「何事もなくて春たつあしたかな」(士朗)…


 「何事もなくて春たつあしたかな」(士朗)。きょうは立春で、暦の上では春ということになる。しかし、朝夕はかなり底冷えして肌寒い。

 東京では先週からの残雪が道路脇などに残り、なかなか解けない状態が続いたこともあって、歩行者にとっては滑りやすく危ない。雪によって通勤電車も影響を受けるなど、都会のシステムの脆弱(ぜいじゃく)さを改めて感じさせた。

 立春について、稲畑汀子編『ホトトギス新歳時記』には「節分の翌日が立春で、2月4日または5日にあたる。気温はまだ低いが、暦の上ではこの日から春になる。寒さの中での春立(はるた)つという感じは、自然に対して敏感な日本人特有のものであろう」とある。

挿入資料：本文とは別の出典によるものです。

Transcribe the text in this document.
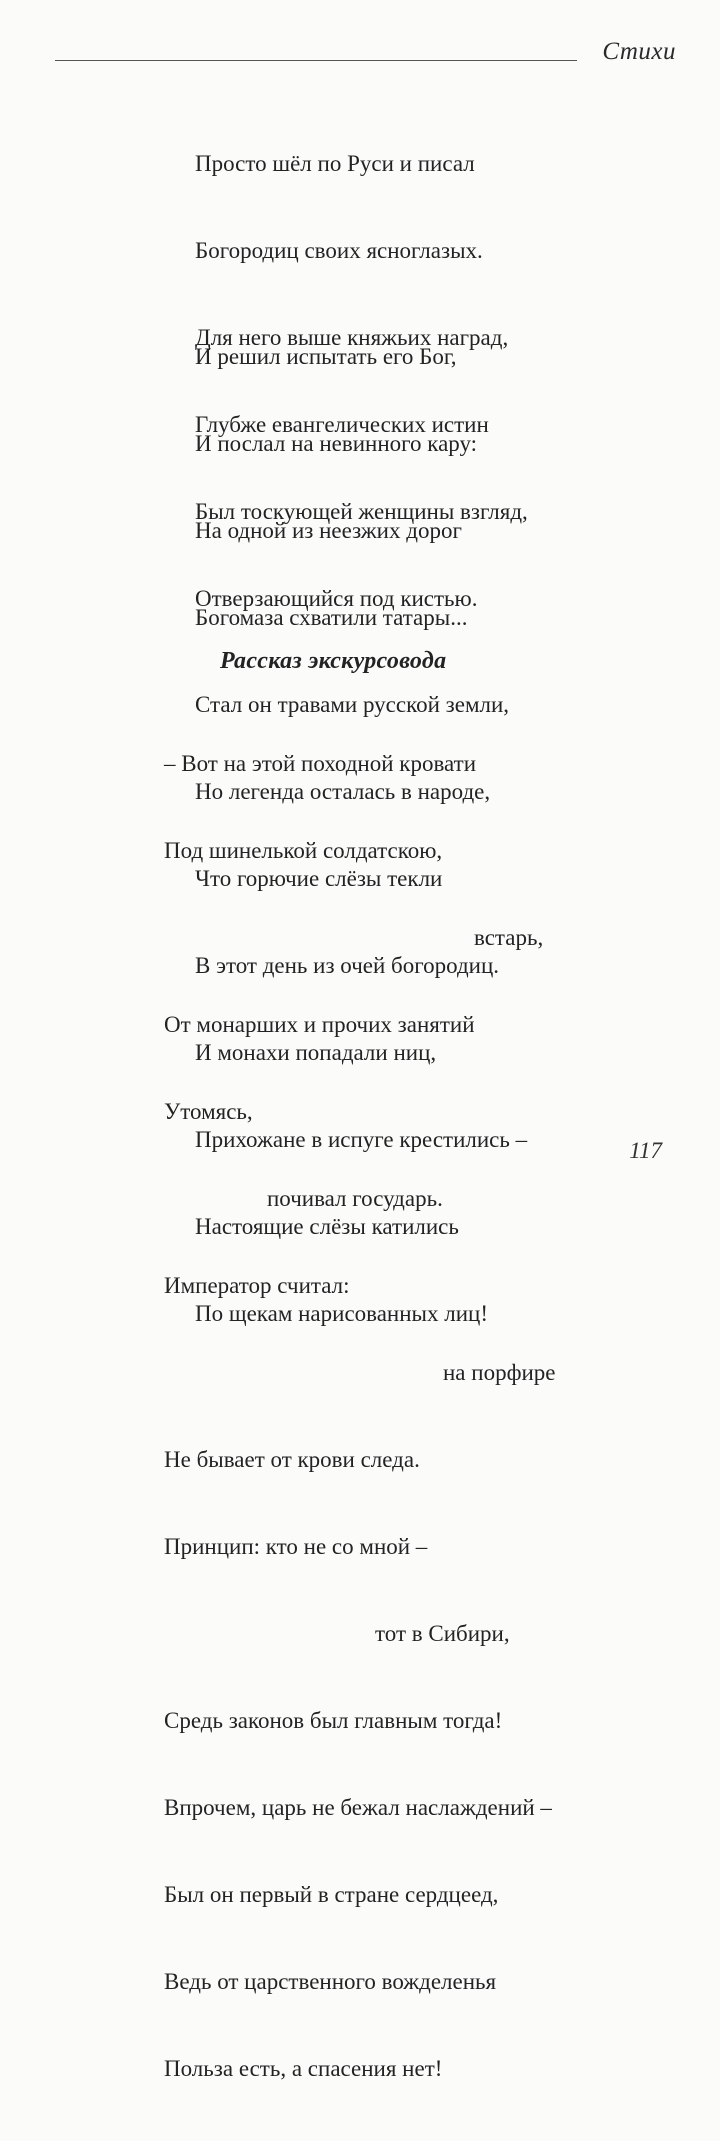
Стихи

Просто шёл по Руси и писал

Богородиц своих ясноглазых.

Для него выше княжьих наград,

Глубже евангелических истин

Был тоскующей женщины взгляд,

Отверзающийся под кистью.

И решил испытать его Бог,

И послал на невинного кару:

На одной из неезжих дорог

Богомаза схватили татары...

Стал он травами русской земли,

Но легенда осталась в народе,

Что горючие слёзы текли

В этот день из очей богородиц.

И монахи попадали ниц,

Прихожане в испуге крестились –

Настоящие слёзы катились

По щекам нарисованных лиц!

Рассказ экскурсовода

– Вот на этой походной кровати

Под шинелькой солдатскою,

встарь,

От монарших и прочих занятий

Утомясь,

почивал государь.

Император считал:

на порфире

Не бывает от крови следа.

Принцип: кто не со мной –

тот в Сибири,

Средь законов был главным тогда!

Впрочем, царь не бежал наслаждений –

Был он первый в стране сердцеед,

Ведь от царственного вожделенья

Польза есть, а спасения нет!

117
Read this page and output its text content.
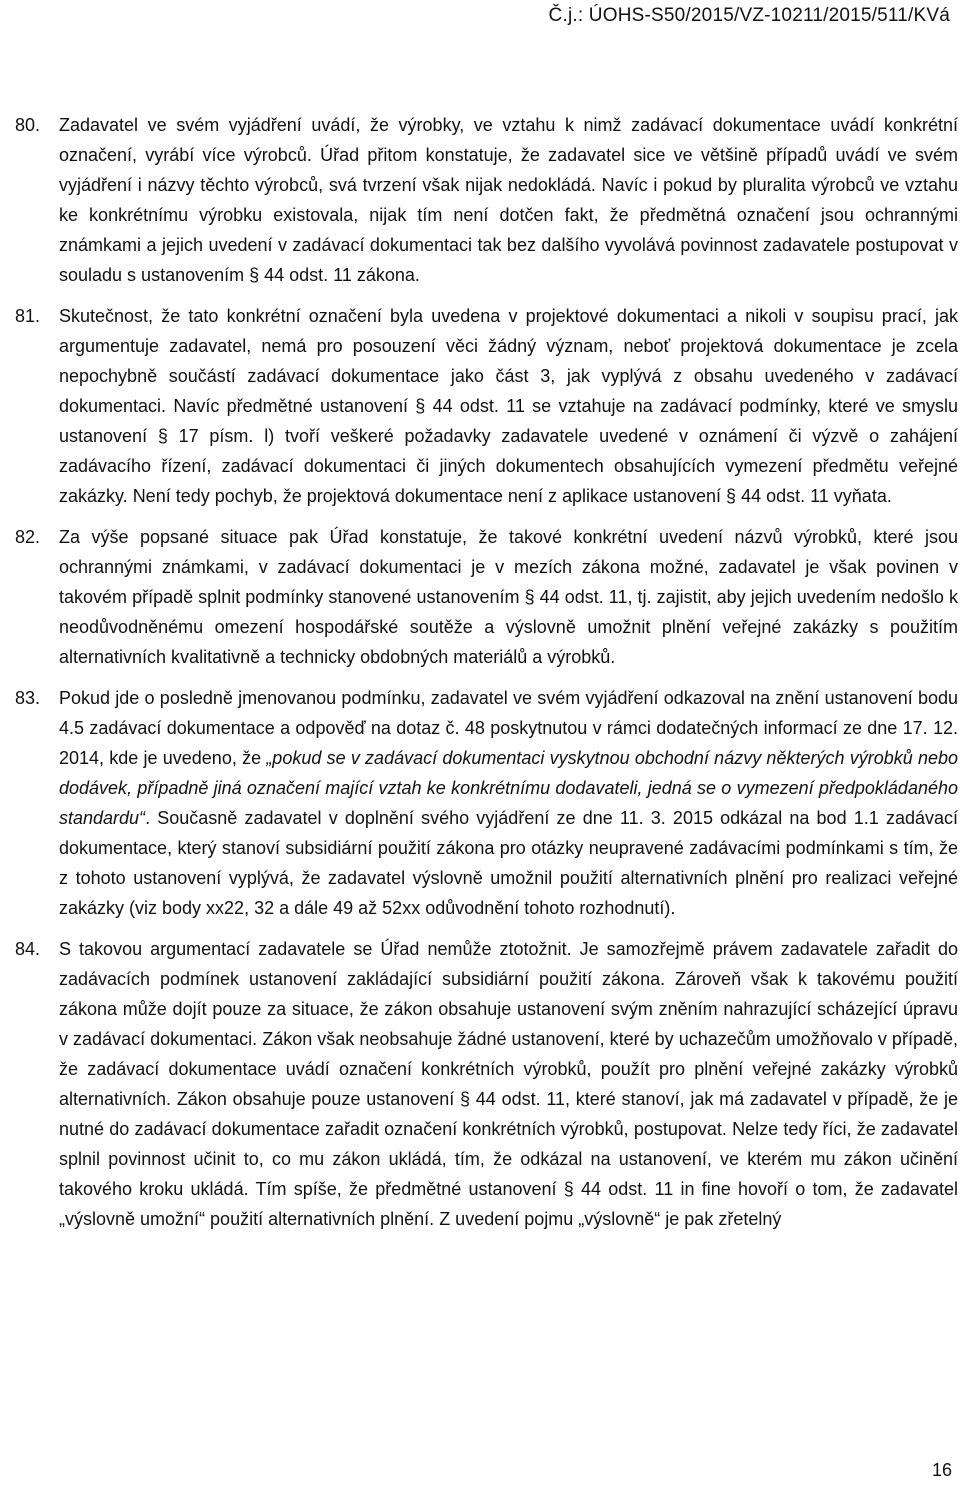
Č.j.: ÚOHS-S50/2015/VZ-10211/2015/511/KVá
80.	Zadavatel ve svém vyjádření uvádí, že výrobky, ve vztahu k nimž zadávací dokumentace uvádí konkrétní označení, vyrábí více výrobců. Úřad přitom konstatuje, že zadavatel sice ve většině případů uvádí ve svém vyjádření i názvy těchto výrobců, svá tvrzení však nijak nedokládá. Navíc i pokud by pluralita výrobců ve vztahu ke konkrétnímu výrobku existovala, nijak tím není dotčen fakt, že předmětná označení jsou ochrannými známkami a jejich uvedení v zadávací dokumentaci tak bez dalšího vyvolává povinnost zadavatele postupovat v souladu s ustanovením § 44 odst. 11 zákona.
81.	Skutečnost, že tato konkrétní označení byla uvedena v projektové dokumentaci a nikoli v soupisu prací, jak argumentuje zadavatel, nemá pro posouzení věci žádný význam, neboť projektová dokumentace je zcela nepochybně součástí zadávací dokumentace jako část 3, jak vyplývá z obsahu uvedeného v zadávací dokumentaci. Navíc předmětné ustanovení § 44 odst. 11 se vztahuje na zadávací podmínky, které ve smyslu ustanovení § 17 písm. l) tvoří veškeré požadavky zadavatele uvedené v oznámení či výzvě o zahájení zadávacího řízení, zadávací dokumentaci či jiných dokumentech obsahujících vymezení předmětu veřejné zakázky. Není tedy pochyb, že projektová dokumentace není z aplikace ustanovení § 44 odst. 11 vyňata.
82.	Za výše popsané situace pak Úřad konstatuje, že takové konkrétní uvedení názvů výrobků, které jsou ochrannými známkami, v zadávací dokumentaci je v mezích zákona možné, zadavatel je však povinen v takovém případě splnit podmínky stanovené ustanovením § 44 odst. 11, tj. zajistit, aby jejich uvedením nedošlo k neodůvodněnému omezení hospodářské soutěže a výslovně umožnit plnění veřejné zakázky s použitím alternativních kvalitativně a technicky obdobných materiálů a výrobků.
83.	Pokud jde o posledně jmenovanou podmínku, zadavatel ve svém vyjádření odkazoval na znění ustanovení bodu 4.5 zadávací dokumentace a odpověď na dotaz č. 48 poskytnutou v rámci dodatečných informací ze dne 17. 12. 2014, kde je uvedeno, že „pokud se v zadávací dokumentaci vyskytnou obchodní názvy některých výrobků nebo dodávek, případně jiná označení mající vztah ke konkrétnímu dodavateli, jedná se o vymezení předpokládaného standardu“. Současně zadavatel v doplnění svého vyjádření ze dne 11. 3. 2015 odkázal na bod 1.1 zadávací dokumentace, který stanoví subsidiární použití zákona pro otázky neupravené zadávacími podmínkami s tím, že z tohoto ustanovení vyplývá, že zadavatel výslovně umožnil použití alternativních plnění pro realizaci veřejné zakázky (viz body xx22, 32 a dále 49 až 52xx odůvodnění tohoto rozhodnutí).
84.	S takovou argumentací zadavatele se Úřad nemůže ztotožnit. Je samozřejmě právem zadavatele zařadit do zadávacích podmínek ustanovení zakládající subsidiární použití zákona. Zároveň však k takovému použití zákona může dojít pouze za situace, že zákon obsahuje ustanovení svým zněním nahrazující scházející úpravu v zadávací dokumentaci. Zákon však neobsahuje žádné ustanovení, které by uchazečům umožňovalo v případě, že zadávací dokumentace uvádí označení konkrétních výrobků, použít pro plnění veřejné zakázky výrobků alternativních. Zákon obsahuje pouze ustanovení § 44 odst. 11, které stanoví, jak má zadavatel v případě, že je nutné do zadávací dokumentace zařadit označení konkrétních výrobků, postupovat. Nelze tedy říci, že zadavatel splnil povinnost učinit to, co mu zákon ukládá, tím, že odkázal na ustanovení, ve kterém mu zákon učinění takového kroku ukládá. Tím spíše, že předmětné ustanovení § 44 odst. 11 in fine hovoří o tom, že zadavatel „výslovně umožní“ použití alternativních plnění. Z uvedení pojmu „výslovně“ je pak zřetelný
16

 節分に合わせ、新聞の折り込みチラシやコンビニなどの店頭で「恵方巻き」の宣伝をしていた。恵方巻きの起源はそれほど昔ではないようだ。節分に恵方(吉方)を向いて無言で巻き寿司(ずし)を食べると縁起がいいということで広まった。

 今では、バレンタインデーのように定着しつつあるのかもしれない。縁起かつぎに、ある時間、ある条件で無言を貫く習俗を描いたものとして、作家の三島由紀夫の短編「橋づくし」が知られている。

 陰暦8月15日の満月の夜に無言で七つの橋を渡れば願いがかなうということで、4人の女性が挑戦する話だが、傑作として名高い。結末はあっというオチが用意されていて、ケレン味に満ちた三島らしい作品として忘れ難いものがある。